Stanley Snyder nunca fue el tipo de hombre que supiera hablar bonito. Su amor no venía envuelto en promesas suaves ni en caricias tiernas: se parecía más a un disparo limpio, directo y rudo.
Lo tuyo con él ni siquiera podía llamarse relación. Venía a tu apartamento de vez en cuando; podían pasar semanas sin verse ni hablar, y nunca estabas seguro de si alguien como él ya tendría otra cama donde quedarse. Pero aún así lo amabas. No pedías nada, él no ofrecía nada. Esa era su maldita dinámica.
Y sin notarlo, empezaste a copiarlo. Sus hábitos, sus modos, cualquier cosa que te recordara a él. Esta vez solo pasaron dos semanas. Saliste con un cigarro encendido entre los dedos, abriste la puerta… y ahí estaba Stanley, a punto de tocar.
"Vaya, sin tocar" murmuró con la voz áspera, ladeando la boca en algo que parecía diversión. Hasta que reparó en el cigarrillo. Cruzó el umbral con un paso lento, pesado, hasta que el calor de su cuerpo se mezcló con el tuyo. Te arrebató el cigarro de los dedos sin pedir permiso y lo llevó a sus labios. Una calada profunda, un humo que soltó directo hacia ti. "¿Desde cuándo fumas?" preguntó, entre serio y burlón. "Creí que lo odiabas."

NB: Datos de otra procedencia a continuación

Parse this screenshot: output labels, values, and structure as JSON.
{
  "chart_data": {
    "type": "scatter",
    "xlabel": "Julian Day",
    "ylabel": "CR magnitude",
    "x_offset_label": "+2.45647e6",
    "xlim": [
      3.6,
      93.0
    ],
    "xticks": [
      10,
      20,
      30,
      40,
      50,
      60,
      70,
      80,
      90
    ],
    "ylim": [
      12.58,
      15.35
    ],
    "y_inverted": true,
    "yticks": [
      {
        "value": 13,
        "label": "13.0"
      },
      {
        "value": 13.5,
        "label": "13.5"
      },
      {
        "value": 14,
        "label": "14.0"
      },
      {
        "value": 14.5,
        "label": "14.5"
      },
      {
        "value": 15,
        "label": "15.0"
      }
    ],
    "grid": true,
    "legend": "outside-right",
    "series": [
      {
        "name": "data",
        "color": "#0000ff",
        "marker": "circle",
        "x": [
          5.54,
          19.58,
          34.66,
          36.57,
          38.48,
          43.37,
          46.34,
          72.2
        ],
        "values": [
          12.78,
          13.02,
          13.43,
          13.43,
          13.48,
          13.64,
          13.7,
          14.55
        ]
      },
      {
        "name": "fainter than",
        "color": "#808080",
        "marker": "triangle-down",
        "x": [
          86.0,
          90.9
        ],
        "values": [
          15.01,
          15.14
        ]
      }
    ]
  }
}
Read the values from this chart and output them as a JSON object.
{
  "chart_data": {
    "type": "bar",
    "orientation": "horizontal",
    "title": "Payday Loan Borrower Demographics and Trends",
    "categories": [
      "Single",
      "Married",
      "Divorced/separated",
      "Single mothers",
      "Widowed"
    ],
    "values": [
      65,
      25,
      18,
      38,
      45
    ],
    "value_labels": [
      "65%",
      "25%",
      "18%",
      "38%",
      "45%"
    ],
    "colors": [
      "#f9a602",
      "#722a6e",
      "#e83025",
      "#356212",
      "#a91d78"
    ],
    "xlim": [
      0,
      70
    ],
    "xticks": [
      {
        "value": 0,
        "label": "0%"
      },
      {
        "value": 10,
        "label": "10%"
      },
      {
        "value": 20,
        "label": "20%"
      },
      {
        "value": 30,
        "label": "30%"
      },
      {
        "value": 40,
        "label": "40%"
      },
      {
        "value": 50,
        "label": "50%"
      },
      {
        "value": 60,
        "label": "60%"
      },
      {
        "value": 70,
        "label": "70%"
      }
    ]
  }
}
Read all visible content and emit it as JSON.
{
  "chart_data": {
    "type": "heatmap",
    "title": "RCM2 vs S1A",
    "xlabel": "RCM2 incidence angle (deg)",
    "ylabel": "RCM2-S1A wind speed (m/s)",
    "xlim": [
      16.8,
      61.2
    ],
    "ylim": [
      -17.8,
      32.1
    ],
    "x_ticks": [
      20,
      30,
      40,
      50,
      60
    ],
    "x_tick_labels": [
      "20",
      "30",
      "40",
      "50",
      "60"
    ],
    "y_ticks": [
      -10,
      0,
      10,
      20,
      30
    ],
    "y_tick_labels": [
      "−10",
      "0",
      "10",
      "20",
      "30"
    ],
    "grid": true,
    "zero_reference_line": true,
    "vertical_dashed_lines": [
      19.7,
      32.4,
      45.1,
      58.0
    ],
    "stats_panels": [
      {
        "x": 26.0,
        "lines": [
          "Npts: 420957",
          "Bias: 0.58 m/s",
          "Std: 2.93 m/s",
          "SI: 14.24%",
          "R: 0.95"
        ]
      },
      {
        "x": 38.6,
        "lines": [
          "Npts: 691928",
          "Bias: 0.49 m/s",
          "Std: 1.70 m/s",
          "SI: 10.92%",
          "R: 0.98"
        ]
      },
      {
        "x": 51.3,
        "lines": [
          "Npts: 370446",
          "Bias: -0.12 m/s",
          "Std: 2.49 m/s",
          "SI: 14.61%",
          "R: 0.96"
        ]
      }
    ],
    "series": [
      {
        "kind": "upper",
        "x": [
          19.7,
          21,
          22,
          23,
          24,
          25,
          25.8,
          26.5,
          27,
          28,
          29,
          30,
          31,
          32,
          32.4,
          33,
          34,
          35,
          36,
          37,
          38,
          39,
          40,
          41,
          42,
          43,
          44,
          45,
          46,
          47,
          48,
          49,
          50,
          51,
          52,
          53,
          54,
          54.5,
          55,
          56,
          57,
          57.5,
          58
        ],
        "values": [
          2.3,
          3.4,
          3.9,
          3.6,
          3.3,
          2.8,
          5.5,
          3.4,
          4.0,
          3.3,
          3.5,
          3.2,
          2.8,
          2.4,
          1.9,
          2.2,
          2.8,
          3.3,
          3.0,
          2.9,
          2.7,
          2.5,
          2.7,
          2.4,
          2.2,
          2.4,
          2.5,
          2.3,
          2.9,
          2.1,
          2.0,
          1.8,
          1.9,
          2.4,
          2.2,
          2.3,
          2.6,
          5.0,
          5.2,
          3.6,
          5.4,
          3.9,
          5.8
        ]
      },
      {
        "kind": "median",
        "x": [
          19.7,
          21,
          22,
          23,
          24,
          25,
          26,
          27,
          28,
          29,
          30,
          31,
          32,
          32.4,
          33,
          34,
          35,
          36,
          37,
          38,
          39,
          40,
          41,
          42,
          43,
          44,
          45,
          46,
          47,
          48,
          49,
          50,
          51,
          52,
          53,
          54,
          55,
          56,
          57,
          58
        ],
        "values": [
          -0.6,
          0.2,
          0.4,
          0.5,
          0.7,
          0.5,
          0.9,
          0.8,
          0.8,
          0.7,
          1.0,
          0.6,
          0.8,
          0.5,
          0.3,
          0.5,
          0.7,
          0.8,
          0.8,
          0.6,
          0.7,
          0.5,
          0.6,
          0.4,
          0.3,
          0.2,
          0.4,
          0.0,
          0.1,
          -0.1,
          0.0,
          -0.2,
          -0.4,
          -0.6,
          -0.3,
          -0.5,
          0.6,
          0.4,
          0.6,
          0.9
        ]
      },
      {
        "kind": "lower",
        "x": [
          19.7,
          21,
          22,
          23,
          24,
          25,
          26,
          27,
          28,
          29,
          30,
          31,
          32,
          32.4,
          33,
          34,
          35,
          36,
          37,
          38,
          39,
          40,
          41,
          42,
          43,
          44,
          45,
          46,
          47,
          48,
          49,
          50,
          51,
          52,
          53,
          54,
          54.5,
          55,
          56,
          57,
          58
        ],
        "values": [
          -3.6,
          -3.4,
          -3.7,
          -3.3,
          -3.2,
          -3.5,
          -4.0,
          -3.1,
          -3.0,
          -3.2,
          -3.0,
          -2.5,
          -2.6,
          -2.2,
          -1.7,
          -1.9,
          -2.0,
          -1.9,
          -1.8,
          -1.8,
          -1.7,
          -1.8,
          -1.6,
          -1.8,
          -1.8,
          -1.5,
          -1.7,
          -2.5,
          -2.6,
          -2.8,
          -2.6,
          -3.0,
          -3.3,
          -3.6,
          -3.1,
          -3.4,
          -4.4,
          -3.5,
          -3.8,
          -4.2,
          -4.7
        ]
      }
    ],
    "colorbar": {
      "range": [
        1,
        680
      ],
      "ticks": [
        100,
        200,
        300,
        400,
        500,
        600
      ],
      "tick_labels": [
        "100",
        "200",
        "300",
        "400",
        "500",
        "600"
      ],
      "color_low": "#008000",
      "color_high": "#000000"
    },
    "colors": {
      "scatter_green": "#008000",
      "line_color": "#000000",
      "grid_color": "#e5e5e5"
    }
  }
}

El humo quedó flotando entre ambos. No hubo un “te extrañé”. No hubo un “quédate”. Solo eso: el humo compartido, su gesto rudo convertido en la muestra más íntima que Stanley sabía dar. Odias fumar. Pero terminaste haciéndolo. Porque él sabe a pólvora, a humo, a todo lo que quema. Y fumar era la única manera de no olvidarlo.